Comment demander une avance sur son assurance vie

L’assurance vie est aujourd’hui probablement le placement favori des ménages français, à cause des avantages multiples qu’elle présente. Elle permet de se constituer une épargne à plus ou moins long terme, à préparer une retraite ou à transmettre un capital exonéré des droits de succession. En fait, c’est surtout l’enveloppe fiscale intéressante dont elle bénéficie qui constitue son atout majeur. Cependant, un de ses avantages est l’avance. En effet, il est parfaitement possible de demander une avance sur son assurance vie, c’est-à-dire obtenir un crédit qui correspond à une certaine partie de la provision accumulée, et ce avant l’échéance...





du contrat.

Il faut noter d’abord que cette avance n’est autorisée que si cela a déjà été spécifié dans le contrat. Auquel cas elle est effectivement assimilable à un prêt que l’assureur octroie à l’assuré sur le capital acquis au moment de la demande. En règle générale, le montant de cette avance ne saurait dépasser 80% de l’épargne investie en euros et 60% dans le cas des contrats en unités de compte. Il s’agit donc d’un prêt remboursable, sur une période de trois ans (et éventuellement renouvelable), à un taux d’intérêt (qui doit figurer obligatoirement dans le contrat) de l’ordre de 5 à 7%. Plus précisément, le taux de l’avance est déterminé selon la rémunération de l’épargne ou le taux moyen des emprunts d’État majorés d’un ou de deux points. Quoi qu’il en soit, le taux est très avantageux si on le compare au taux des crédits à la consommation, par exemple.

Par ailleurs, et contrairement au rachat, l’avance n’est pas imposable (ni fiscalité ni prélèvements sociaux), puisqu’il ne s’agit ni d’un revenu, ni d’une plus-value. À titre de comparaison, pour un retrait avant quatre ans, les gains sont taxés à 35%. D’autre part, l’avance n’est pas retranchée du capital et n’entame pas le montant de l’assurance vie.
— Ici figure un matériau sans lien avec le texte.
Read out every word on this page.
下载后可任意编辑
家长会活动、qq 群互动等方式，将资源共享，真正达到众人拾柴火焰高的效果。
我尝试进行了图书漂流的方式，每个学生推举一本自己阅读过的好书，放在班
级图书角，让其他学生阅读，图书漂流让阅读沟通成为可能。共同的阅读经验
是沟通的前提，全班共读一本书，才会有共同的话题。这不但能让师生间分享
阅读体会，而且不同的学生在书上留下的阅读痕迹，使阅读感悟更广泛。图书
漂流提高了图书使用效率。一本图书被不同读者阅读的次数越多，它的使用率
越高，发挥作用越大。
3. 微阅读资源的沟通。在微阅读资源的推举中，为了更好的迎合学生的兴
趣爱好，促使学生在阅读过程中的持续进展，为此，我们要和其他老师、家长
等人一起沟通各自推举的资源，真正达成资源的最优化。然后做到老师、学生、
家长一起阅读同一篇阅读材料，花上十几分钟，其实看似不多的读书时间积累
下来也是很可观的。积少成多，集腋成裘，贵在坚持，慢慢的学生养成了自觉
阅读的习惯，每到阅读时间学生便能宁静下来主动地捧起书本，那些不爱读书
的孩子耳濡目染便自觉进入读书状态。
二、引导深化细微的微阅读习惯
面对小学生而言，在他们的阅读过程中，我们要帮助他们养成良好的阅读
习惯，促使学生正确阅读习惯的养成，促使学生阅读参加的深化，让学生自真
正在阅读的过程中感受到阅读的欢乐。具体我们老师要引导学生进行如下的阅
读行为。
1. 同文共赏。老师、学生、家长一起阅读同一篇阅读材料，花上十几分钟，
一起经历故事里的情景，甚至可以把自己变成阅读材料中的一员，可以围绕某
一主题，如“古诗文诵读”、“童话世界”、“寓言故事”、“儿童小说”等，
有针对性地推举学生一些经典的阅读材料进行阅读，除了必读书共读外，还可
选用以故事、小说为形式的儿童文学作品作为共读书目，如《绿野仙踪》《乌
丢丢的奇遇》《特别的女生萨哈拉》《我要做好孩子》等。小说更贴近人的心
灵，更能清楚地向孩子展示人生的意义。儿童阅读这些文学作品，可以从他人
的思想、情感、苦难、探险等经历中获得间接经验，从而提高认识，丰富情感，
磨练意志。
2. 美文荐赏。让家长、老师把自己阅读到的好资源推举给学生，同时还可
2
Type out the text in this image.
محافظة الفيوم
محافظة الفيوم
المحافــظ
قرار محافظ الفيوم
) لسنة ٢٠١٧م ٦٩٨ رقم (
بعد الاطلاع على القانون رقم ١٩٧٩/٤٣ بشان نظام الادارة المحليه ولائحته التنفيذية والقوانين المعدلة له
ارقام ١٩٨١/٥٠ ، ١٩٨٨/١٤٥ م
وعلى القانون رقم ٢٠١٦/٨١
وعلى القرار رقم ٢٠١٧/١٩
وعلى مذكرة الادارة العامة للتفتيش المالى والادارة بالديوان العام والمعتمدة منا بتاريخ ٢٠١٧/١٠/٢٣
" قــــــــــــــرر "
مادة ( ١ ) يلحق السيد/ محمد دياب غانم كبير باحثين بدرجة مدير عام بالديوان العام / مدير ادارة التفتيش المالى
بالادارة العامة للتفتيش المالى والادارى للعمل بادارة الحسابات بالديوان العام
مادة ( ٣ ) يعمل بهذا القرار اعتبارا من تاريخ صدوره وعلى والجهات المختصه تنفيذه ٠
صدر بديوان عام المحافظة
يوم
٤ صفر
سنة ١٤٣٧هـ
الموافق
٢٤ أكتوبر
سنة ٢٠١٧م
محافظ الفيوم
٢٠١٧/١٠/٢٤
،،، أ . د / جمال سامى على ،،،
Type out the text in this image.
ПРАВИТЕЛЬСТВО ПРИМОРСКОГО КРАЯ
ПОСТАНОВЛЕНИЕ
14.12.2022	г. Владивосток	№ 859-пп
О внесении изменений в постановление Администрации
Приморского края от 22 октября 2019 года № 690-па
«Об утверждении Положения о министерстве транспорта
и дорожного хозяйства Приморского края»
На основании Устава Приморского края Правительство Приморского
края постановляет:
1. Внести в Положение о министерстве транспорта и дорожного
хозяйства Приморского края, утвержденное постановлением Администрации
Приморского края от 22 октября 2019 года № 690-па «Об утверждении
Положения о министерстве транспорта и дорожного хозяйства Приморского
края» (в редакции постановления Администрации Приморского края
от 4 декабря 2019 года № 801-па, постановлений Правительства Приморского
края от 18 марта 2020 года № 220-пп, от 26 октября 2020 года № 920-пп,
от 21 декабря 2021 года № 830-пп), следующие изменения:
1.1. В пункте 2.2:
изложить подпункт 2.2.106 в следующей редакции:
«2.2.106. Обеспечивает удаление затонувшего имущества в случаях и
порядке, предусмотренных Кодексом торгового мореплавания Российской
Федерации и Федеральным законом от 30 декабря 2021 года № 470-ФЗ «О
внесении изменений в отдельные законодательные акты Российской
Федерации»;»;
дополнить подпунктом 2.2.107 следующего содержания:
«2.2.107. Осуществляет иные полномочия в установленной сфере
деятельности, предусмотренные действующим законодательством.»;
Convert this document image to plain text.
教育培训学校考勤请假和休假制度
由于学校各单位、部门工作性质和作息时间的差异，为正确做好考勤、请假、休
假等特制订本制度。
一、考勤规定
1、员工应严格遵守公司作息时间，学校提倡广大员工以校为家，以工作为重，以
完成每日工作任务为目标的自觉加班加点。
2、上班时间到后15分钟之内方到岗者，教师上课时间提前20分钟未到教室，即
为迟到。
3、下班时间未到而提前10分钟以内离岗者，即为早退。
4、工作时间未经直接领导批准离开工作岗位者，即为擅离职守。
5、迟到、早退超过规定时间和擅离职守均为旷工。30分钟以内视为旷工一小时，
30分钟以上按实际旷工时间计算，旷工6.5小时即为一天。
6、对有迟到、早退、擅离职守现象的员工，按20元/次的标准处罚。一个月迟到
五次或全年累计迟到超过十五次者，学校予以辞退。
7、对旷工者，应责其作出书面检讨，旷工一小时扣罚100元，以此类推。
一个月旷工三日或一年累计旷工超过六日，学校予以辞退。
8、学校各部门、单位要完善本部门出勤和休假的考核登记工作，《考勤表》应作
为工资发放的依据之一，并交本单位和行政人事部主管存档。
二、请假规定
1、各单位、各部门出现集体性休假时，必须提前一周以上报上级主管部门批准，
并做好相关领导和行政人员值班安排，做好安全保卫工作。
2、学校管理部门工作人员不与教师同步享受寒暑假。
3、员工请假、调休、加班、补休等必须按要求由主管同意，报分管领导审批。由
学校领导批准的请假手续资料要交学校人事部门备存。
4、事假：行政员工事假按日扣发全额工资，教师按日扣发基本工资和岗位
Mieux, la rémunération continue à courir sur la totalité du capital du contrat, qui continue de fructifier et de bénéficier d’avantages fiscaux. C’est pourquoi l’avance est considérée comme la solution idéale pour disposer de liquidités, soit pour faire face à des difficultés financières ponctuelles, soit pour faire des placements en bourse ou des projets dont on espère un rendement supérieur au coût de financement de cette avance.

Pour obtenir une telle avance, il suffit de faire un courrier à son assureur, en recommandé avec accusé de réception, dans lequel on mentionne la référence du contrat d’assurance-vie et une « demande d’avance » en guise d’objet. Il serait également utile d’indiquer la somme qu’on souhaiterait obtenir ainsi que les raisons d’une telle démarche, sachant qu’elle est autorisée par l’article L. 132-21 du Code des assurances.

Certes, l’assureur peut toujours refuser d’accorder une telle avance, mais d’une manière générale elle est obtenue sans difficulté particulière, d’une part parce que le demandeur est un client qui dispose déjà d’un contrat, et d’autre part parce que l’avance ne nécessite pas beaucoup de temps pour étudier le dossier (une dizaine de jours), contrairement à un prêt classique.